One day she broke from routine by dragging me around the house and raping me in every room. She was mildly angry, and mildly drunk. She told me the purpose of it was to show me that she was the boss of me everywhere in the house. It was her way of telling me that there were no safe places.

Another break in the routine: My, and Koko's, first big snow. We had a Massachusetts blizzard around the end of November. It was a lot of fun for both of us. Dad swore a lot, having to dig the car out of a foot and a half of snow, chain it, drive it the 800 feet to the highway, only to find that the plows had left an 8 foot wall of snow at the entrance of our driveway when they cleared the highway. He came up with some sort of theory to the effect that the transportation department had no right to do that, and screamed it at my Mother and me for hours.

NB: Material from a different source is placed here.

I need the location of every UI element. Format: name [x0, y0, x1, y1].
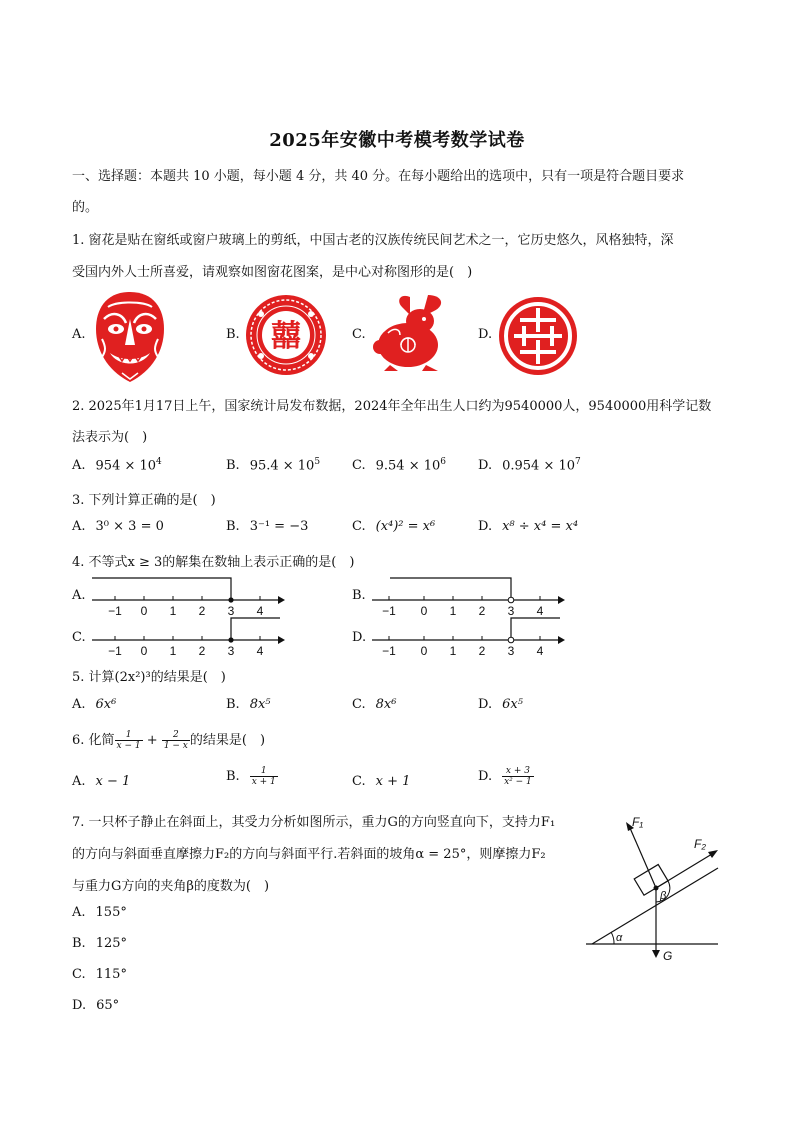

Then there was an odd excursion to Fort Devens. My parents went to an officer's Christmas party, and left me with a simultaneous children's party that was held at the enlisted men's gym. There were a hundred or more children there, all left there by their parents for the same reason as me, so their parents could go to the same officer's party.

They started with a Punch and Judy puppet show, something like this video. I thought the violence was sickening. Too close to home?



Then there was a magic show, in which a women volunteered to have her head put in a box so that the magician could pretend to make her head vanish. It was obviously a trick of mirrors, but to me it was sick anyway to think that making someone's head disappear was a worthy activity.

Then there was a couple of hours of cartoons. I had never seen cartoons before and, again, I was grossed out by the violence. I was amazed that the other kids laughed and enjoyed it.